The parasites who infested Yilditz also had to be ejected. Those who had not escaped – servants, spies, astrologers – left in a dismal rainsoaked procession half a mile long. Most were well treated, though known ‘criminals’ were hanged in public on Galata Bridge by gipsy executioners who received a fee of ten shillings per head. Among them was the grotesque bloated Kislar Aga, known for his cruelty, and Mehmed Pasha, the head executioner, whose favourite method was to drown suspects by slow degrees.

The Committee had to face another problem: what to do with the harem? Out of the thousands who had fled, there still remained some 900 women of the harem – odalisques and their servants – together with hundreds who had served in the suites of the sons and daughters of the Sultan. They could hardly be turned out into the streets, for most had spent their adult lives under a fairly beneficent umbrella of protections. Mostly slaves, mostly unversed in the ways of the world, ‘freedom’ to them must have been an unpleasant prospect.

Accordingly, with a touch of modern panache, the Young Turks advertised in the newspapers, requesting anyone whose daughters had been kidnapped for the harem to come to Constantinople at the Government’s expense and claim their relatives. They cicularised the Circassian villages, for generations a centre of the slave trade. The reponse was remarkable, culminating in a long procession of women and eunuchs, passing for the first time in history out of the harem and into the streets of Constantinople. It was followed by a bizarre scene. At the head of a long room sat a Commissioner of the Young Turks. Down one side sat the ladies of the harem, down the other an assortment of roughly dressed tribesmen, mostly armed.

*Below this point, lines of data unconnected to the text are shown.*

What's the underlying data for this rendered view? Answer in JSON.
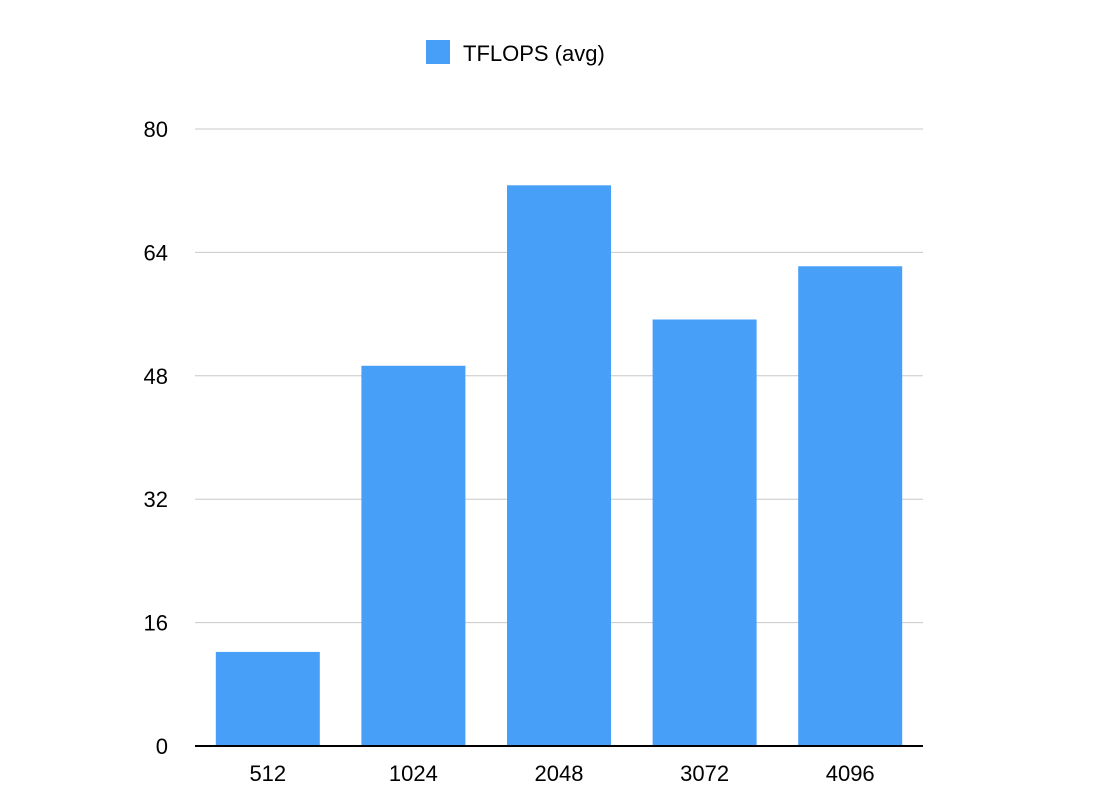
{
  "chart_data": {
    "type": "bar",
    "title": "",
    "xlabel": "",
    "ylabel": "",
    "categories": [
      "512",
      "1024",
      "2048",
      "3072",
      "4096"
    ],
    "series": [
      {
        "name": "TFLOPS (avg)",
        "values": [
          12.2,
          49.3,
          72.7,
          55.3,
          62.2
        ],
        "color": "#479ff8"
      }
    ],
    "ylim": [
      0,
      80
    ],
    "yticks": [
      0,
      16,
      32,
      48,
      64,
      80
    ],
    "grid": true,
    "legend": "top-center"
  }
}
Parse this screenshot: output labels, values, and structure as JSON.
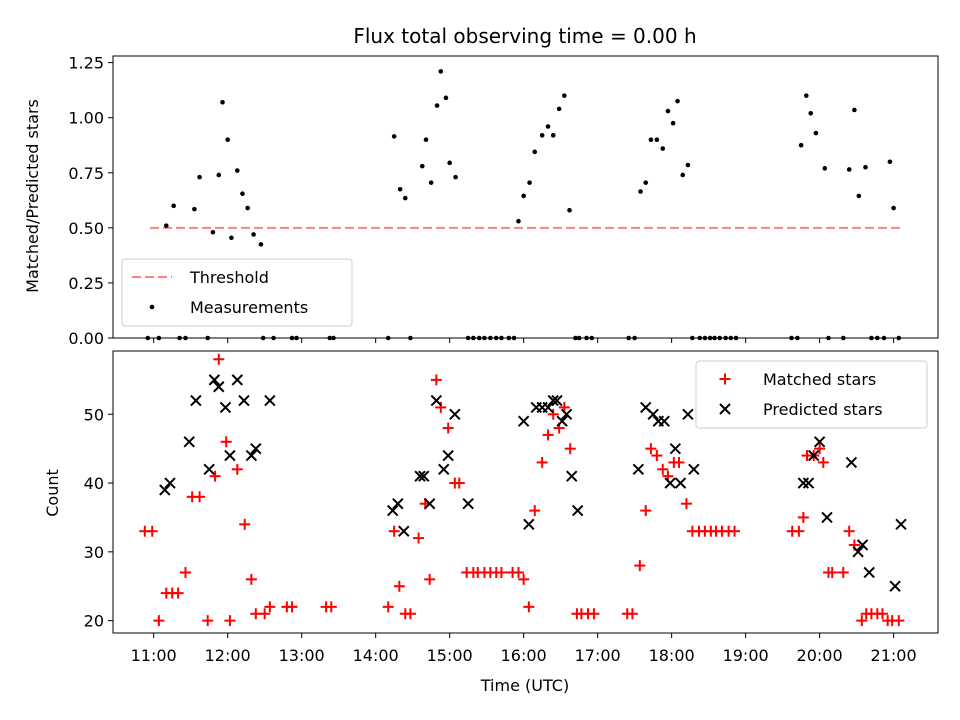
{
  "chart_data": [
    {
      "type": "scatter",
      "title": "Flux total observing time = 0.00 h",
      "xlabel": "",
      "ylabel": "Matched/Predicted stars",
      "xlim": [
        10.45,
        21.6
      ],
      "ylim": [
        0,
        1.28
      ],
      "yticks": [
        0.0,
        0.25,
        0.5,
        0.75,
        1.0,
        1.25
      ],
      "ytick_labels": [
        "0.00",
        "0.25",
        "0.50",
        "0.75",
        "1.00",
        "1.25"
      ],
      "legend_position": "lower-left",
      "threshold": {
        "name": "Threshold",
        "y": 0.5,
        "x_range": [
          10.95,
          21.1
        ],
        "color": "#ff8080"
      },
      "measurements": {
        "name": "Measurements",
        "color": "#000000",
        "x": [
          10.92,
          11.07,
          11.17,
          11.27,
          11.35,
          11.43,
          11.55,
          11.62,
          11.73,
          11.8,
          11.88,
          11.93,
          12.0,
          12.05,
          12.13,
          12.2,
          12.27,
          12.35,
          12.45,
          12.48,
          12.62,
          12.87,
          12.93,
          13.38,
          13.43,
          14.17,
          14.25,
          14.33,
          14.4,
          14.47,
          14.63,
          14.68,
          14.75,
          14.83,
          14.88,
          14.95,
          15.0,
          15.08,
          15.25,
          15.32,
          15.4,
          15.47,
          15.55,
          15.63,
          15.7,
          15.8,
          15.87,
          15.93,
          16.0,
          16.08,
          16.15,
          16.25,
          16.33,
          16.4,
          16.48,
          16.55,
          16.62,
          16.7,
          16.75,
          16.85,
          16.92,
          17.42,
          17.5,
          17.58,
          17.65,
          17.72,
          17.8,
          17.88,
          17.95,
          18.02,
          18.08,
          18.15,
          18.22,
          18.28,
          18.38,
          18.45,
          18.52,
          18.58,
          18.65,
          18.73,
          18.8,
          18.87,
          19.62,
          19.7,
          19.75,
          19.82,
          19.88,
          19.95,
          20.07,
          20.12,
          20.32,
          20.4,
          20.47,
          20.53,
          20.62,
          20.7,
          20.78,
          20.87,
          20.95,
          21.0,
          21.07
        ],
        "y": [
          0.0,
          0.0,
          0.51,
          0.6,
          0.0,
          0.0,
          0.585,
          0.73,
          0.0,
          0.48,
          0.74,
          1.07,
          0.9,
          0.455,
          0.76,
          0.655,
          0.59,
          0.47,
          0.425,
          0.0,
          0.0,
          0.0,
          0.0,
          0.0,
          0.0,
          0.0,
          0.915,
          0.675,
          0.635,
          0.0,
          0.78,
          0.9,
          0.705,
          1.055,
          1.21,
          1.09,
          0.795,
          0.73,
          0.0,
          0.0,
          0.0,
          0.0,
          0.0,
          0.0,
          0.0,
          0.0,
          0.0,
          0.53,
          0.645,
          0.705,
          0.845,
          0.92,
          0.96,
          0.92,
          1.04,
          1.1,
          0.58,
          0.0,
          0.0,
          0.0,
          0.0,
          0.0,
          0.0,
          0.665,
          0.705,
          0.9,
          0.9,
          0.86,
          1.03,
          0.975,
          1.075,
          0.74,
          0.785,
          0.0,
          0.0,
          0.0,
          0.0,
          0.0,
          0.0,
          0.0,
          0.0,
          0.0,
          0.0,
          0.0,
          0.875,
          1.1,
          1.02,
          0.93,
          0.77,
          0.0,
          0.0,
          0.765,
          1.035,
          0.645,
          0.775,
          0.0,
          0.0,
          0.0,
          0.8,
          0.59,
          0.0
        ]
      }
    },
    {
      "type": "scatter",
      "title": "",
      "xlabel": "Time (UTC)",
      "ylabel": "Count",
      "xlim": [
        10.45,
        21.6
      ],
      "ylim": [
        18.2,
        59.2
      ],
      "yticks": [
        20,
        30,
        40,
        50
      ],
      "xticks": [
        11,
        12,
        13,
        14,
        15,
        16,
        17,
        18,
        19,
        20,
        21
      ],
      "xtick_labels": [
        "11:00",
        "12:00",
        "13:00",
        "14:00",
        "15:00",
        "16:00",
        "17:00",
        "18:00",
        "19:00",
        "20:00",
        "21:00"
      ],
      "legend_position": "upper-right",
      "series": [
        {
          "name": "Matched stars",
          "marker": "+",
          "color": "#ff0000",
          "x": [
            10.88,
            10.98,
            11.07,
            11.17,
            11.25,
            11.33,
            11.43,
            11.52,
            11.62,
            11.73,
            11.83,
            11.88,
            11.98,
            12.03,
            12.13,
            12.23,
            12.32,
            12.38,
            12.5,
            12.57,
            12.8,
            12.87,
            13.33,
            13.4,
            14.17,
            14.25,
            14.32,
            14.4,
            14.47,
            14.58,
            14.67,
            14.73,
            14.82,
            14.88,
            14.98,
            15.07,
            15.13,
            15.23,
            15.32,
            15.38,
            15.47,
            15.55,
            15.63,
            15.7,
            15.85,
            15.93,
            16.0,
            16.07,
            16.15,
            16.25,
            16.33,
            16.4,
            16.48,
            16.55,
            16.63,
            16.72,
            16.78,
            16.87,
            16.95,
            17.4,
            17.47,
            17.57,
            17.65,
            17.72,
            17.8,
            17.88,
            17.95,
            18.03,
            18.1,
            18.2,
            18.28,
            18.37,
            18.45,
            18.53,
            18.6,
            18.68,
            18.77,
            18.85,
            19.63,
            19.72,
            19.78,
            19.83,
            19.92,
            20.0,
            20.05,
            20.12,
            20.17,
            20.32,
            20.4,
            20.47,
            20.57,
            20.63,
            20.7,
            20.78,
            20.85,
            20.92,
            20.98,
            21.07
          ],
          "y": [
            33,
            33,
            20,
            24,
            24,
            24,
            27,
            38,
            38,
            20,
            41,
            58,
            46,
            20,
            42,
            34,
            26,
            21,
            21,
            22,
            22,
            22,
            22,
            22,
            22,
            33,
            25,
            21,
            21,
            32,
            37,
            26,
            55,
            51,
            48,
            40,
            40,
            27,
            27,
            27,
            27,
            27,
            27,
            27,
            27,
            27,
            26,
            22,
            36,
            43,
            47,
            50,
            48,
            51,
            45,
            21,
            21,
            21,
            21,
            21,
            21,
            28,
            36,
            45,
            44,
            42,
            41,
            43,
            43,
            37,
            33,
            33,
            33,
            33,
            33,
            33,
            33,
            33,
            33,
            33,
            35,
            44,
            44,
            45,
            43,
            27,
            27,
            27,
            33,
            31,
            20,
            21,
            21,
            21,
            21,
            20,
            20,
            20
          ]
        },
        {
          "name": "Predicted stars",
          "marker": "x",
          "color": "#000000",
          "x": [
            11.15,
            11.22,
            11.48,
            11.57,
            11.75,
            11.82,
            11.88,
            11.97,
            12.03,
            12.13,
            12.22,
            12.32,
            12.38,
            12.57,
            14.23,
            14.3,
            14.38,
            14.6,
            14.65,
            14.73,
            14.82,
            14.92,
            14.98,
            15.07,
            15.25,
            16.0,
            16.07,
            16.17,
            16.25,
            16.33,
            16.4,
            16.45,
            16.52,
            16.58,
            16.65,
            16.73,
            17.55,
            17.65,
            17.75,
            17.82,
            17.9,
            17.98,
            18.05,
            18.12,
            18.22,
            18.3,
            19.78,
            19.85,
            19.92,
            20.0,
            20.1,
            20.43,
            20.52,
            20.58,
            20.67,
            21.02,
            21.1
          ],
          "y": [
            39,
            40,
            46,
            52,
            42,
            55,
            54,
            51,
            44,
            55,
            52,
            44,
            45,
            52,
            36,
            37,
            33,
            41,
            41,
            37,
            52,
            42,
            44,
            50,
            37,
            49,
            34,
            51,
            51,
            51,
            52,
            52,
            49,
            50,
            41,
            36,
            42,
            51,
            50,
            49,
            49,
            40,
            45,
            40,
            50,
            42,
            40,
            40,
            44,
            46,
            35,
            43,
            30,
            31,
            27,
            25,
            34
          ]
        }
      ]
    }
  ]
}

At a word of polite command, the concubines, protesting and praying, unveiled in public for the first time in their lives, to recognise or be recognised by long-lost fathers and brothers. Scores were reunited and, after tearful farewells with their fellow odalisques, set off for the rigours of a life in the mountain homes of their families – with regret or relief no one will ever know.

Many relatives were never traced. Some girls disappeared. The rest made their way to the old Grand Seraglio Palace, where they joined the ranks of discarded concubines from past imperial harems. It was comfortable, at least, and secluded from the problems of the outside world. This was the end of the harem life, the last link with the excesses and debauchery of an era that had closed.

The new dawn had broken. And the excesses and debauchery would be of a different kind.